В голосе старухи звучала ирония, и девушка не решилась лукавить. С некоторых пор она напрочь позабыла об этом. Грейс могла не отвечать, тетка и так все знала.
– Женщин всегда волнует лишь то, что близко их сердцу в данный момент. Так называемые большие цели, переделка мира, ломка устоев – привилегия мужчин. Мы боремся с судьбой иначе: просто перекраиваем и приспосабливаем ее под себя, – удовлетворенно произнесла Флора.
Грейс предстояло отплыть в Англию через несколько недель. Тетка забронировала место на корабле; и хотя она утверждала, что племяннице предстоит путешествовать не так, как в первый раз, а со всем доступным комфортом, девушка с трудом представляла, как доберется до Лондона.
Она тайком побывала в храме богини-матери Шакти, где бездетные женщины молили о потомстве, а беременные просили благополучных родов и здорового ребенка. Подражая индианкам, Грейс привязала к одному из деревьев, растущих во дворе храма, шелковую ленту. Еще здесь полагалось оставить необязательно дорогую по стоимости, но самую памятную вещь, однако девушка не решилась расстаться с браслетом – подарком Дамара Бхайни.
Грейс постоянно просматривала газеты, но ей ни разу не встретилось его имя. Последняя вспышка восстания была погашена. Часть возглавлявших его представителей раджпутской верхушки уничтожили англичане; кому-то удалось бежать. Где укрылись спасшиеся, газеты не сообщали, и Грейс боялась, что след Дамара навсегда потерян. Во всяком случае, для нее.
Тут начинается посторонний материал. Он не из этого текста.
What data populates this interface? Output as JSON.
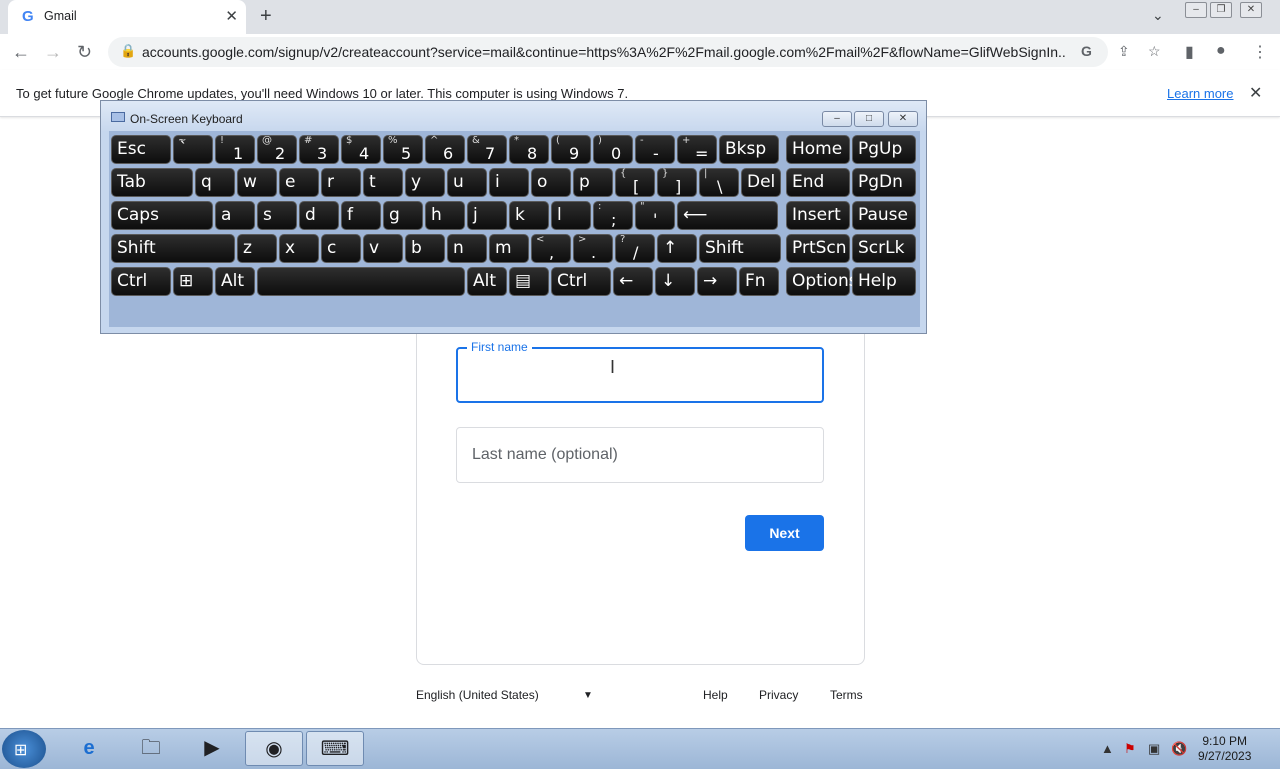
{
  "browser": {
    "tab_title": "Gmail",
    "tab_favicon": "G",
    "url": "accounts.google.com/signup/v2/createaccount?service=mail&continue=https%3A%2F%2Fmail.google.com%2Fmail%2F&flowName=GlifWebSignIn...",
    "infobar_message": "To get future Google Chrome updates, you'll need Windows 10 or later. This computer is using Windows 7.",
    "infobar_link": "Learn more"
  },
  "osk": {
    "title": "On-Screen Keyboard",
    "rows": [
      [
        {
          "main": "Esc"
        },
        {
          "sub": "~",
          "main": "`",
          "dig": ""
        },
        {
          "sub": "!",
          "dig": "1"
        },
        {
          "sub": "@",
          "dig": "2"
        },
        {
          "sub": "#",
          "dig": "3"
        },
        {
          "sub": "$",
          "dig": "4"
        },
        {
          "sub": "%",
          "dig": "5"
        },
        {
          "sub": "^",
          "dig": "6"
        },
        {
          "sub": "&",
          "dig": "7"
        },
        {
          "sub": "*",
          "dig": "8"
        },
        {
          "sub": "(",
          "dig": "9"
        },
        {
          "sub": ")",
          "dig": "0"
        },
        {
          "sub": "-",
          "dig": "-"
        },
        {
          "sub": "+",
          "dig": "="
        },
        {
          "main": "Bksp"
        },
        {
          "main": "Home"
        },
        {
          "main": "PgUp"
        }
      ],
      [
        {
          "main": "Tab"
        },
        {
          "main": "q"
        },
        {
          "main": "w"
        },
        {
          "main": "e"
        },
        {
          "main": "r"
        },
        {
          "main": "t"
        },
        {
          "main": "y"
        },
        {
          "main": "u"
        },
        {
          "main": "i"
        },
        {
          "main": "o"
        },
        {
          "main": "p"
        },
        {
          "sub": "{",
          "dig": "["
        },
        {
          "sub": "}",
          "dig": "]"
        },
        {
          "sub": "|",
          "dig": "\\"
        },
        {
          "main": "Del"
        },
        {
          "main": "End"
        },
        {
          "main": "PgDn"
        }
      ],
      [
        {
          "main": "Caps"
        },
        {
          "main": "a"
        },
        {
          "main": "s"
        },
        {
          "main": "d"
        },
        {
          "main": "f"
        },
        {
          "main": "g"
        },
        {
          "main": "h"
        },
        {
          "main": "j"
        },
        {
          "main": "k"
        },
        {
          "main": "l"
        },
        {
          "sub": ":",
          "dig": ";"
        },
        {
          "sub": "\"",
          "dig": "'"
        },
        {
          "main": "⟵"
        },
        {
          "main": "Insert"
        },
        {
          "main": "Pause"
        }
      ],
      [
        {
          "main": "Shift"
        },
        {
          "main": "z"
        },
        {
          "main": "x"
        },
        {
          "main": "c"
        },
        {
          "main": "v"
        },
        {
          "main": "b"
        },
        {
          "main": "n"
        },
        {
          "main": "m"
        },
        {
          "sub": "<",
          "dig": ","
        },
        {
          "sub": ">",
          "dig": "."
        },
        {
          "sub": "?",
          "dig": "/"
        },
        {
          "main": "↑"
        },
        {
          "main": "Shift"
        },
        {
          "main": "PrtScn"
        },
        {
          "main": "ScrLk"
        }
      ],
      [
        {
          "main": "Ctrl"
        },
        {
          "main": "⊞"
        },
        {
          "main": "Alt"
        },
        {
          "main": ""
        },
        {
          "main": "Alt"
        },
        {
          "main": "▤"
        },
        {
          "main": "Ctrl"
        },
        {
          "main": "←"
        },
        {
          "main": "↓"
        },
        {
          "main": "→"
        },
        {
          "main": "Fn"
        },
        {
          "main": "Options"
        },
        {
          "main": "Help"
        }
      ]
    ]
  },
  "form": {
    "first_name_label": "First name",
    "last_name_placeholder": "Last name (optional)",
    "next_label": "Next"
  },
  "footer": {
    "language": "English (United States)",
    "help": "Help",
    "privacy": "Privacy",
    "terms": "Terms"
  },
  "taskbar": {
    "time": "9:10 PM",
    "date": "9/27/2023"
  }
}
Пересилив себя, она стала появляться в обществе. Флора усиленно распускала слухи о состоятельном лондонском женихе, на встречу с которым якобы отправлялась ее племянница. Она лгала, что они познакомились по переписке, и Грейс приходилось вторить тетке. При этом ей было трудно смириться с тем, что ее ребенок, наследник Дамара Бхайни, станет воспитываться в английских традициях.
Еще не покинув Индию, Грейс воображала, как будет по ней скучать. Когда она обмолвилась об этом, Флора ответила:
– Я, как и многие другие люди, сделалась пленницей Индии. Она очаровала, одурманила меня, но так и не сделала своей.
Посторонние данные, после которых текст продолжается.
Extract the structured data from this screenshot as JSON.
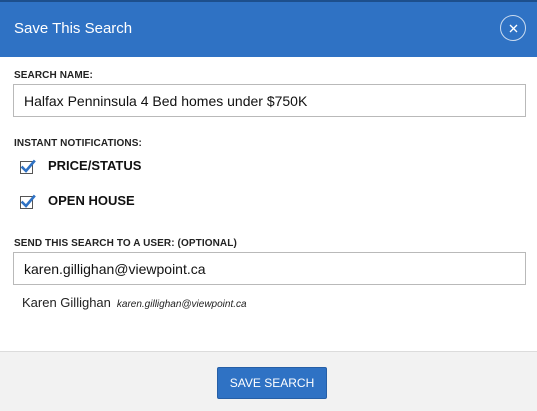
{
  "header": {
    "title": "Save This Search",
    "close_icon": "close-icon"
  },
  "search_name": {
    "label": "SEARCH NAME:",
    "value": "Halfax Penninsula 4 Bed homes under $750K"
  },
  "notifications": {
    "label": "INSTANT NOTIFICATIONS:",
    "options": [
      {
        "label": "PRICE/STATUS",
        "checked": true
      },
      {
        "label": "OPEN HOUSE",
        "checked": true
      }
    ]
  },
  "send_to_user": {
    "label": "SEND THIS SEARCH TO A USER: (OPTIONAL)",
    "value": "karen.gillighan@viewpoint.ca",
    "suggestion": {
      "name": "Karen Gillighan",
      "email": "karen.gillighan@viewpoint.ca"
    }
  },
  "footer": {
    "save_label": "SAVE SEARCH"
  },
  "colors": {
    "accent": "#2f72c4",
    "checkmark": "#2f72c4"
  }
}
Тетка пожелала пройтись по палатам. Иной раз она расспрашивала кого-то из раненых и больных об их житье-бытье и, если находила это необходимым, помогала деньгами.
Почти у самого входа лежал молодой индиец. Темные подглазья, потрескавшиеся губы, неподвижное тело. И все-таки Грейс узнала его. Она почувствовала, как земля уходит у нее из-под ног.
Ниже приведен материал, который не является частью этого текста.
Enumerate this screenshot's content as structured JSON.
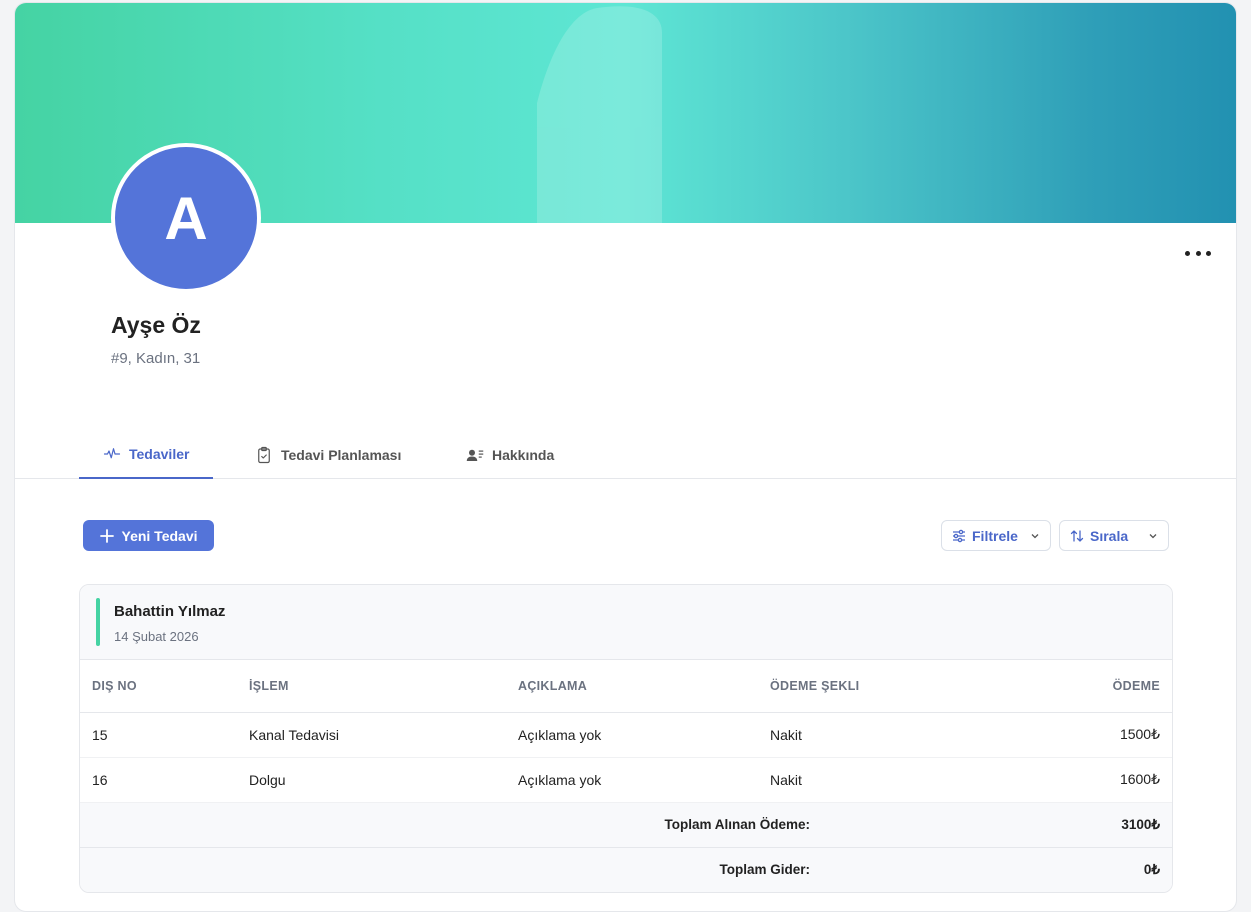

Чтобы не привлекать внимания тетки, девушка решила пройти мимо, но Флора остановилась. Следовавший за ними белый врач тут же принялся извиняться:
– Простите, мэм. Обычно мы не принимаем индийцев, но за этого очень просил один знакомый мне человек. Не беспокойтесь, сейчас мы его уберем!
Грейс покоробило, что о живом (пока еще живом!) человеке говорят как о каком-то предмете. Она с тревогой взглянула на тетку. Глаза Флоры сузились, на губах зазмеилась хищная усмешка.
Неизвестно, что случилось бы дальше, но Грейс заметила идущую по проходу женщину в сари.
– Вот его жена! – сказал доктор. – Она почти все время находится при нем.
Видя, что англичанки не предпринимают никаких действий, а просто стоят возле кровати, на которой лежал ее муж, индианка тоже остановилась. Она была красива: светлая кожа, нежные черты лица. Толстая черная коса вилась по спине, словно живая.
Грейс с изумлением узнала Сону, и ей тут же захотелось сказать индианке, что она не допустит, чтобы тетка причинила им с Аруном хотя бы малейший вред.
Флора пораженно смотрела на Сону. Наверное, старуха впервые в жизни испытала такое потрясение. Грейс почудилось, что окружающее пространство буквально искрит от эмоций находящихся в нем людей, а действительность подвешена на тонкой, готовой в любой момент оборваться нити. Флора считала, что у нее есть основания ненавидеть Сону, и, вне всякого сомнения, у Соны был повод желать Флоре любых горестей, вплоть до жестокой смерти.